Additional information registration calendar, class conductors, localization and schedules of classesmight be available in the USOSweb system:. Forecasting based on an econometric model. Introduction to optimization with the Excel Solver tool.
Assumptions of the stochastic structure of the model, examination of the properties of the random component, selection of estimators, selection of the estimation method. Classification of econometric models 1. The project requires the theory, described during classes, to be applied to a specific problem in finance or economics.
Discrete event simulation — dynamic simulations model changes in a system in response to input signals. Measurement of forecasting error ex ante and ex post. Input-output models – input-output table in terms of quantity and value – technical factors and basket factors – Leontief’s model and its solutions in terms of quantity and value – price model. Sampling from probability distributions — inverse transform method. Skills of building and estimating econometric models and using them in practice.
Generalized least squares method. Student is able to: Discrete event simulation — dynamic simulation and simulation of the next event. Part I by Clopper Almon A. Stages of econometric analysis. Structure of links and multi-equation classification 3.
Verification of the econometric model, economic interpretation of the estimation results.
Descriptive econometric models – selection of variables for the model and approximation function, construction, estimation of MNK, interpretation, evaluation and application in logistic decisions. Written report should be submitted.
Faculty of Economics and Sociology. Additional information registration calendar, class conductors, localization and schedules of classesmight be available in the USOSweb system: Concept and classification of multipliers 3.
Beck, Warszawa, Welfe A. Introduction to econometrics goals of econometrics, the concept of an econometric model, classification of econometric models.

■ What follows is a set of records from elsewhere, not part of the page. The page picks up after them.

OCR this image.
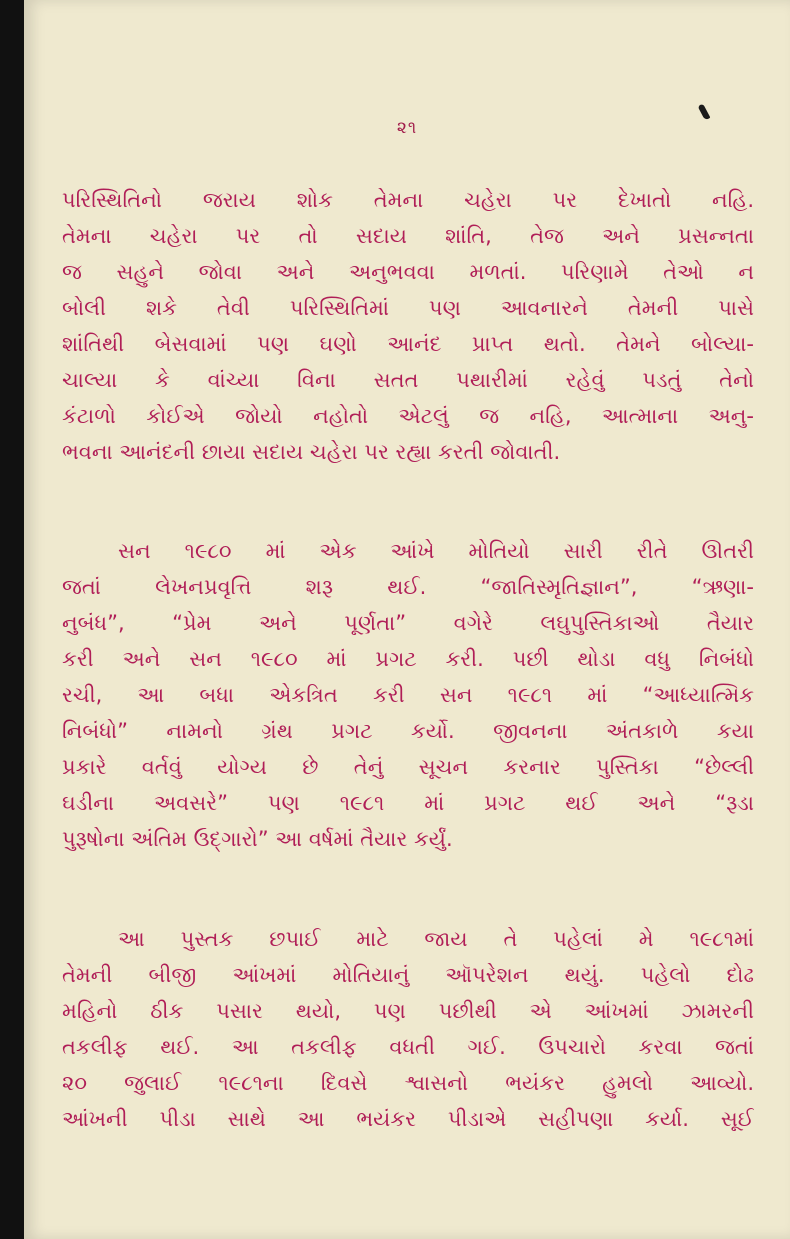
૨૧
પરિસ્થિતિનો જરાય શોક તેમના ચહેરા પર દેખાતો નહિ.
તેમના ચહેરા પર તો સદાય શાંતિ, તેજ અને પ્રસન્નતા
જ સહુને જોવા અને અનુભવવા મળતાં. પરિણામે તેઓ ન
બોલી શકે તેવી પરિસ્થિતિમાં પણ આવનારને તેમની પાસે
શાંતિથી બેસવામાં પણ ઘણો આનંદ પ્રાપ્ત થતો. તેમને બોલ્યા-
ચાલ્યા કે વાંચ્યા વિના સતત પથારીમાં રહેવું પડતું તેનો
કંટાળો કોઈએ જોયો નહોતો એટલું જ નહિ, આત્માના અનુ-
ભવના આનંદની છાયા સદાય ચહેરા પર રહ્યા કરતી જોવાતી.
સન ૧૯૮૦ માં એક આંખે મોતિયો સારી રીતે ઊતરી
જતાં લેખનપ્રવૃત્તિ શરૂ થઈ. “જાતિસ્મૃતિજ્ઞાન”, “ઋણા-
નુબંધ”, “પ્રેમ અને પૂર્ણતા” વગેરે લઘુપુસ્તિકાઓ તૈયાર
કરી અને સન ૧૯૮૦ માં પ્રગટ કરી. પછી થોડા વધુ નિબંધો
રચી, આ બધા એકત્રિત કરી સન ૧૯૮૧ માં “આધ્યાત્મિક
નિબંધો” નામનો ગ્રંથ પ્રગટ કર્યો. જીવનના અંતકાળે કયા
પ્રકારે વર્તવું યોગ્ય છે તેનું સૂચન કરનાર પુસ્તિકા “છેલ્લી
ઘડીના અવસરે” પણ ૧૯૮૧ માં પ્રગટ થઈ અને “રૂડા
પુરૂષોના અંતિમ ઉદ્ગારો” આ વર્ષમાં તૈયાર કર્યું.
આ પુસ્તક છપાઈ માટે જાય તે પહેલાં મે ૧૯૮૧માં
તેમની બીજી આંખમાં મોતિયાનું ઑપરેશન થયું. પહેલો દોઢ
મહિનો ઠીક પસાર થયો, પણ પછીથી એ આંખમાં ઝામરની
તકલીફ થઈ. આ તકલીફ વધતી ગઈ. ઉપચારો કરવા જતાં
૨૦ જુલાઈ ૧૯૮૧ના દિવસે શ્વાસનો ભયંકર હુમલો આવ્યો.
આંખની પીડા સાથે આ ભયંકર પીડાએ સહીપણા કર્યા. સૂઈ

Using formulas in Excel — overview. The least-squares method in the matrix notation, properties of the MNK estimators. Input-output table in static approach and balance equations. You are not logged in log in. Almon, The Craft of Economic Modeling.
Time series forecasting rules. Stationary and non stationary time series. The main aim of the laboratory ekonoketria to familiarize students with practice of econometric modelling. Passing exercises based on the project, a written work consisting of a task test and activity in class – participation in solving practical problems classes 15h, current work 15h, preparation for passing 30h – 60h.

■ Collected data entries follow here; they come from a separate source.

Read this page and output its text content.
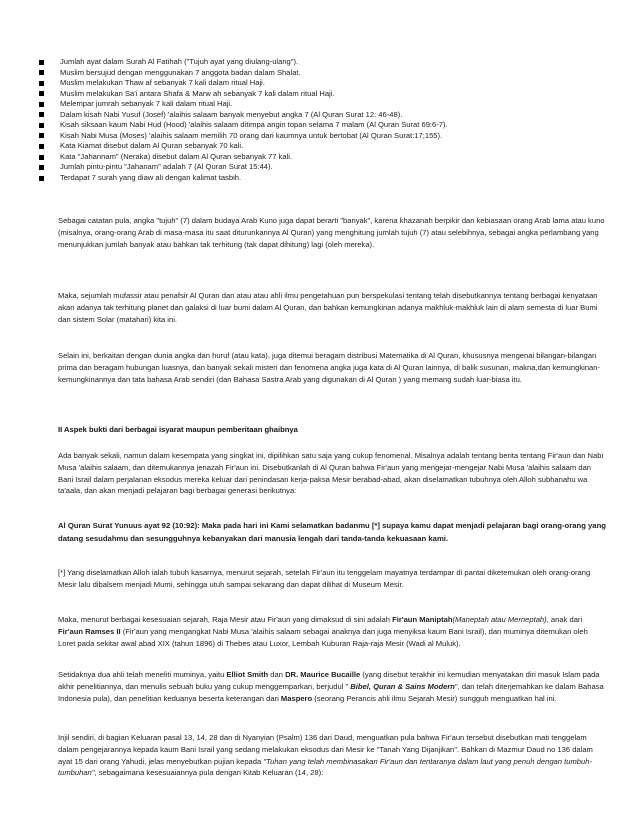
Jumlah ayat dalam Surah Al Fatihah ("Tujuh ayat yang diulang-ulang").
Muslim bersujud dengan menggunakan 7 anggota badan dalam Shalat.
Muslim melakukan Thaw af sebanyak 7 kali dalam ritual Haji.
Muslim melakukan Sa'i antara Shafa & Marw ah sebanyak 7 kali dalam ritual Haji.
Melempar jumrah sebanyak 7 kali dalam ritual Haji.
Dalam kisah Nabi Yusuf (Josef) 'alaihis salaam banyak menyebut angka 7 (Al Quran Surat 12: 46-48).
Kisah siksaan kaum Nabi Hud (Hood) 'alaihis salaam ditimpa angin topan selama 7 malam (Al Quran Surat 69:6-7).
Kisah Nabi Musa (Moses) 'alaihis salaam memilih 70 orang dari kaumnya untuk bertobat (Al Quran Surat:17;155).
Kata Kiamat disebut dalam Al Quran sebanyak 70 kali.
Kata "Jahannam" (Neraka) disebut dalam Al Quran sebanyak 77 kali.
Jumlah pintu-pintu "Jahanam" adalah 7 (Al Quran Surat 15:44).
Terdapat 7 surah yang diaw ali dengan kalimat tasbih.

Sebagai catatan pula, angka "tujuh" (7) dalam budaya Arab Kuno juga dapat berarti "banyak", karena khazanah berpikir dan kebiasaan orang Arab lama atau kuno (misalnya, orang-orang Arab di masa-masa itu saat diturunkannya Al Quran) yang menghitung jumlah tujuh (7) atau selebihnya, sebagai angka perlambang yang menunjukkan jumlah banyak atau bahkan tak terhitung (tak dapat dihitung) lagi (oleh mereka).

Maka, sejumlah mufassir atau penafsir Al Quran dan atau atau ahli ilmu pengetahuan pun berspekulasi tentang telah disebutkannya tentang berbagai kenyataan akan adanya tak terhitung planet dan galaksi di luar bumi dalam Al Quran, dan bahkan kemungkinan adanya makhluk-makhluk lain di alam semesta di luar Bumi dan sistem Solar (matahari) kita ini.

Selain ini, berkaitan dengan dunia angka dan huruf (atau kata), juga ditemui beragam distribusi Matematika di Al Quran, khususnya mengenai bilangan-bilangan prima dan beragam hubungan luasnya, dan banyak sekali misteri dan fenomena angka juga kata di Al Quran lainnya, di balik susunan, makna,dan kemungkinan-kemungkinannya dan tata bahasa Arab sendiri (dan Bahasa Sastra Arab yang digunakan di Al Quran ) yang memang sudah luar-biasa itu.

II Aspek bukti dari berbagai isyarat maupun pemberitaan ghaibnya

Ada banyak sekali, namun dalam kesempata yang singkat ini, dipilihkan satu saja yang cukup fenomenal. Misalnya adalah tentang berita tentang Fir'aun dan Nabi Musa 'alaihis salaam, dan ditemukannya jenazah Fir'aun ini. Disebutkanlah di Al Quran bahwa Fir'aun yang mengejar-mengejar Nabi Musa 'alaihis salaam dan Bani Israil dalam perjalanan eksodus mereka keluar dari penindasan kerja-paksa Mesir berabad-abad, akan diselamatkan tubuhnya oleh Alloh subhanahu wa ta'aala, dan akan menjadi pelajaran bagi berbagai generasi berikutnya:

Al Quran Surat Yunuus ayat 92 (10:92): Maka pada hari ini Kami selamatkan badanmu [*] supaya kamu dapat menjadi pelajaran bagi orang-orang yang datang sesudahmu dan sesungguhnya kebanyakan dari manusia lengah dari tanda-tanda kekuasaan kami.

[*] Yang diselamatkan Alloh ialah tubuh kasarnya, menurut sejarah, setelah Fir'aun itu tenggelam mayatnya terdampar di pantai diketemukan oleh orang-orang Mesir lalu dibalsem menjadi Mumi, sehingga utuh sampai sekarang dan dapat dilihat di Museum Mesir.

Maka, menurut berbagai kesesuaian sejarah, Raja Mesir atau Fir'aun yang dimaksud di sini adalah Fir'aun Maniptah(Maneptah atau Merneptah), anak dari Fir'aun Ramses II (Fir'aun yang mengangkat Nabi Musa 'alaihis salaam sebagai anaknya dan juga menyiksa kaum Bani Israil), dan muminya ditemukan oleh Loret pada sekitar awal abad XIX (tahun 1896) di Thebes atau Luxor, Lembah Kuburan Raja-raja Mesir (Wadi al Muluk).

Setidaknya dua ahli telah meneliti muminya, yaitu Elliot Smith dan DR. Maurice Bucaille (yang disebut terakhir ini kemudian menyatakan diri masuk Islam pada akhir penelitiannya, dan menulis sebuah buku yang cukup menggemparkan, berjudul " Bibel, Quran & Sains Modern", dan telah diterjemahkan ke dalam Bahasa Indonesia pula), dan penelitian keduanya beserta keterangan dari Maspero (seorang Perancis ahli ilmu Sejarah Mesir) sungguh menguatkan hal ini.

Injil sendiri, di bagian Keluaran pasal 13, 14, 28 dan di Nyanyian (Psalm) 136 dari Daud, menguatkan pula bahwa Fir'aun tersebut disebutkan mati tenggelam dalam pengejarannya kepada kaum Bani Israil yang sedang melakukan eksodus dari Mesir ke "Tanah Yang Dijanjikan". Bahkan di Mazmur Daud no 136 dalam ayat 15 dari orang Yahudi, jelas menyebutkan pujian kepada "Tuhan yang telah membinasakan Fir'aun dan tentaranya dalam laut yang penuh dengan tumbuh-tumbuhan", sebagaimana kesesuaiannya pula dengan Kitab Keluaran (14, 28):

The implementations and limitations of naive models. Introduction to discrete event simulation — simple simulation, simulation on the crate. Building a worksheet-based simple simulation.
Placet, Warszawa 5. Factors of material consumption, labor consumption and their interpretation. Time series decomposition seasonality, trend, error. Discrete event simulation — steady-state models.
Beck, Warszawa 2. Variables and parameters in the descriptive model.
Non-measurable factors in econometric models. Moving average forecasting method. The main objective of the course is acquainting students with the simulation and forecasts methods.
Students will gain an overview of the concepts and practicalities of simulation and forecasts.